Q: How do Consumer Groups and Offsets work in Kafka?
Answer:
Consumer groups are Kafka's mechanism for parallel consumption and load balancing.
Consumer Groups
A consumer group is a set of consumers that cooperate to consume messages from a topic. Each partition is assigned to exactly one consumer within a group. This ensures each message is processed once per group.
Topic "orders" (4 partitions)
Consumer Group "payment-service" (3 consumers):
Consumer A ← Partition 0, Partition 1
Consumer B ← Partition 2
Consumer C ← Partition 3
Key Rule: If the number of consumers exceeds the number of partitions, the extra consumers sit idle.

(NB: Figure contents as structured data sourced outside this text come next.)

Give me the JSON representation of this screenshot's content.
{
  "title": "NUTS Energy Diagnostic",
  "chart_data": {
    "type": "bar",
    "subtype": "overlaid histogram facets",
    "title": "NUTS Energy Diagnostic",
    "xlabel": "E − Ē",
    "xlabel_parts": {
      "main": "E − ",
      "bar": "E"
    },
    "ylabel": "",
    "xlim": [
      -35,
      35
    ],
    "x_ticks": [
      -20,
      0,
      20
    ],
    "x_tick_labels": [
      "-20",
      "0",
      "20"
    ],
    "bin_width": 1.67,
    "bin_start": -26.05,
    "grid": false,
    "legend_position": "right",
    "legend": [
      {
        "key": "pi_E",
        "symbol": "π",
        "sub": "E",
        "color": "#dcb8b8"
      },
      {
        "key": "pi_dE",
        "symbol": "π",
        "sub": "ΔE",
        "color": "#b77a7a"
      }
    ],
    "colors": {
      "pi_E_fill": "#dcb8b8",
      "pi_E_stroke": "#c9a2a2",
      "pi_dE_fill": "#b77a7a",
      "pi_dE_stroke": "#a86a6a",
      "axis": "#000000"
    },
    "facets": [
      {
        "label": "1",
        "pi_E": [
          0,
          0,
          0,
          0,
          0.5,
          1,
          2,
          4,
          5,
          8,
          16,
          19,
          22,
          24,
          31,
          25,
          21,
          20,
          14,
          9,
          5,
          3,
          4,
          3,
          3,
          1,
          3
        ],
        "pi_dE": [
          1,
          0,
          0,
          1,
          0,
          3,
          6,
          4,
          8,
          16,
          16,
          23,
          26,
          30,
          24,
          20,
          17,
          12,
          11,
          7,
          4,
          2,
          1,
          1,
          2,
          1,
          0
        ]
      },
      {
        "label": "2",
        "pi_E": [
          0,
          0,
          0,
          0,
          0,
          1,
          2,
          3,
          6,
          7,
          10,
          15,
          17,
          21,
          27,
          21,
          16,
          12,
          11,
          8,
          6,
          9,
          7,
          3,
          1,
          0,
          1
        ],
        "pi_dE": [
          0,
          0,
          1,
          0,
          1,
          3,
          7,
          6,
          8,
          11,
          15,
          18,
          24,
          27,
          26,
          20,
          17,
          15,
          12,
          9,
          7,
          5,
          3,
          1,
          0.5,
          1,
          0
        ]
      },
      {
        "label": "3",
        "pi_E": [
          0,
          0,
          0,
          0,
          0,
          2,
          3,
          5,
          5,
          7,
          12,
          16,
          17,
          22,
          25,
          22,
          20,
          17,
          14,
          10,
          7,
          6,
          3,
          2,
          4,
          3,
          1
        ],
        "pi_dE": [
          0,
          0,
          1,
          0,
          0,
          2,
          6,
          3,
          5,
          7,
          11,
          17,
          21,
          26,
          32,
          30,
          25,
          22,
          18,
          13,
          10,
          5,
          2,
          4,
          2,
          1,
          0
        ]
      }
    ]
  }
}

4 partitions, 6 consumers:
Consumer A ← Partition 0
Consumer B ← Partition 1
Consumer C ← Partition 2
Consumer D ← Partition 3
Consumer E ← IDLE ❌
Consumer F ← IDLE ❌
Multiple Consumer Groups
Different consumer groups consume the same topic independently. Each group maintains its own offset position — they don't interfere with each other.
Topic "orders" (3 partitions) →
Consumer Group "payment-service" → reads all 3 partitions independently
Consumer Group "email-service" → reads all 3 partitions independently
Consumer Group "analytics" → reads all 3 partitions independently
This is what makes Kafka a publish-subscribe system, not just a queue.
Offsets
An offset is a sequential integer that uniquely identifies each message within a partition. Offsets are how consumers track what they've already read.
Partition 0: [0] [1] [2] [3] [4] [5] [6] [7] [8]
↑
Consumer's current offset = 5
(has read 0-4, will read 5 next)
Where Are Offsets Stored?
Consumer offsets are committed to an internal Kafka topic called __consumer_offsets (50 partitions by default). This is a regular compacted topic managed by Kafka itself.
# Check committed offsets for a group
kafka-consumer-groups.sh --bootstrap-server localhost:9092 \
--describe --group payment-service
Output:
GROUP TOPIC PARTITION CURRENT-OFFSET LOG-END-OFFSET LAG
payment-service orders 0 1024 1030 6
payment-service orders 1 987 987 0
[!IMPORTANT] The
LAGcolumn is critical for monitoring. It shows how many unprocessed messages are waiting. Increasing lag = consumer can't keep up = potential backpressure issue.